Stoically the ashigaru and all the soldiers stood at attention, rigid, the villagers on their knees, heads to the ground, trembling under the tongue-lashing. Without warning he stepped up to the ashigaru and belted him backhanded around the face.

The man stayed as impassive as he could under the flurry of blows and invective. At the officer's shrieked command the shoya was instantly on his feet and stood unflinchingly while the frenzied man beat him as cruelly around the face, the women and children trying not to wince at every blow, yet motionless.

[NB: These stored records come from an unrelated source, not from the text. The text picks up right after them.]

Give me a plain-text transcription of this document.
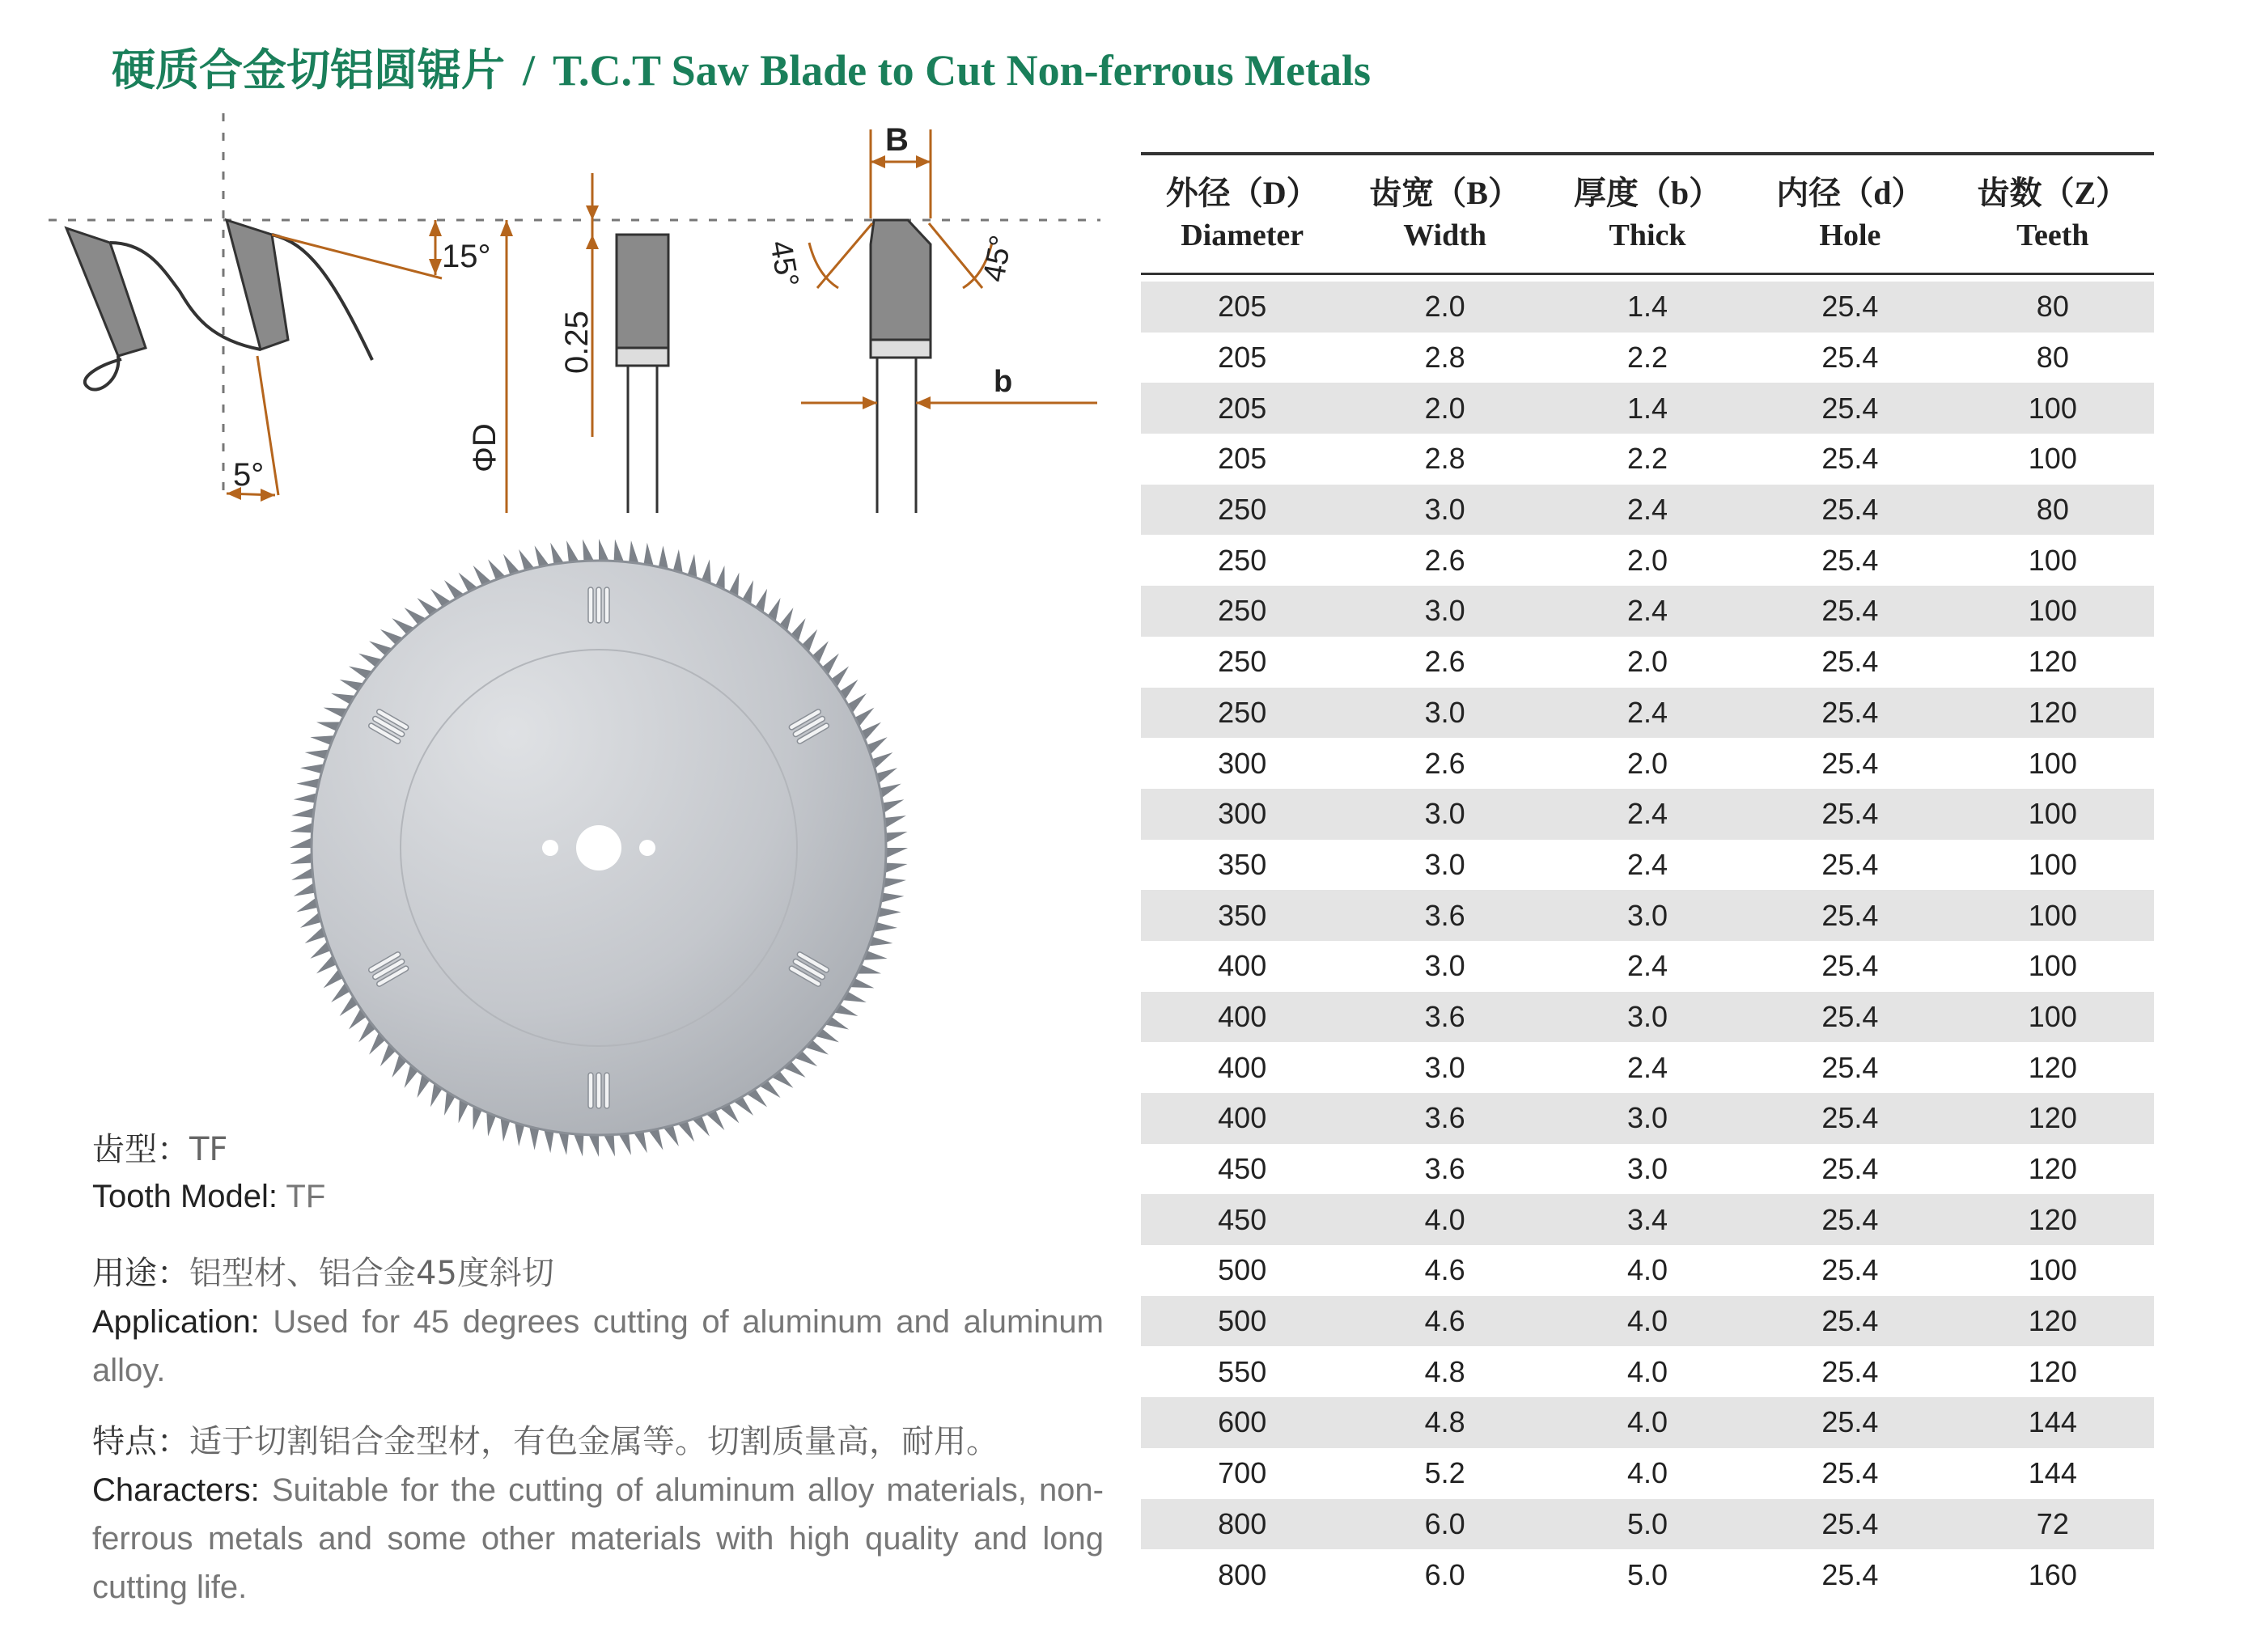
硬质合金切铝圆锯片 / T.C.T Saw Blade to Cut Non-ferrous Metals
15°
5°
0.25
ΦD
B
45°	45°
b
外径（D）
Diameter
齿宽（B）
Width
厚度（b）
Thick
内径（d）
Hole
齿数（Z）
Teeth
205	2.0	1.4	25.4	80
205	2.8	2.2	25.4	80
205	2.0	1.4	25.4	100
205	2.8	2.2	25.4	100
250	3.0	2.4	25.4	80
250	2.6	2.0	25.4	100
250	3.0	2.4	25.4	100
250	2.6	2.0	25.4	120
250	3.0	2.4	25.4	120
300	2.6	2.0	25.4	100
300	3.0	2.4	25.4	100
350	3.0	2.4	25.4	100
350	3.6	3.0	25.4	100
400	3.0	2.4	25.4	100
400	3.6	3.0	25.4	100
400	3.0	2.4	25.4	120
400	3.6	3.0	25.4	120
450	3.6	3.0	25.4	120
450	4.0	3.4	25.4	120
500	4.6	4.0	25.4	100
500	4.6	4.0	25.4	120
550	4.8	4.0	25.4	120
600	4.8	4.0	25.4	144
700	5.2	4.0	25.4	144
800	6.0	5.0	25.4	72
800	6.0	5.0	25.4	160
齿型：TF
Tooth Model: TF
用途：铝型材、铝合金45度斜切
Application: Used for 45 degrees cutting of aluminum and aluminum alloy.
特点：适于切割铝合金型材，有色金属等。切割质量高，耐用。
Characters: Suitable for the cutting of aluminum alloy materials, non-ferrous metals and some other materials with high quality and long cutting life.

As suddenly as the beatings had begun they stopped. Both men bowed deeply, their faces now welted. Again the shoya knelt. Formally the officer bowed back, all traces of the tirade gone. His men formed up and he led them towards the North Gate as though nothing untoward had happened.

Tyrer and McFay stared after them blankly. In a moment, when it was correct to do so, the shoya got up, the women and children went into the house, and he began to supervise the repair to the wall.

Village activity in the street picked up.

"What the devil was all that about?" McFay said.

"I don't know." Tyrer said, both of them shocked at the brutality and its impassive acceptance. "I only caught a word here and a word there--think it was to do with Nakama, I think they all said he'd never been there."

"That's impossible--I know he was inside that hut. I saw him myself." McFay mopped his brow. "Apart from that, why take all that from that bastard? He was a lunatic. And look at them now, acting as though nothing happened. Why?"

"I don't know--perhaps Nakama can explain."

Tyrer shuddered. "I'll tell you one thing, I'm damned if I'd like to be in their power. Ever."

"Hello, Angel, how are you?"

"Hello, darling, I'm, I'm much better, thank you." Angelique smiled wanly as Struan came in and shut the door. She was propped up by pillows in her bedroom in the French Legation, the late afternoon sun coming nicely through the window and the shadow of a guard now permanently stationed outside.

In the early hours of this morning when Struan had rushed--hobbled--to her side, she had resisted his entreaties to move, enough in command of herself to remember that she must stay here because tonight Andr`e Poncin would deliver the medicine that would deliver her from evil. No, not evil yes from evil, she had wanted to shout, Andr`e's going to deliver me from the evil I carry and from the evil I've done.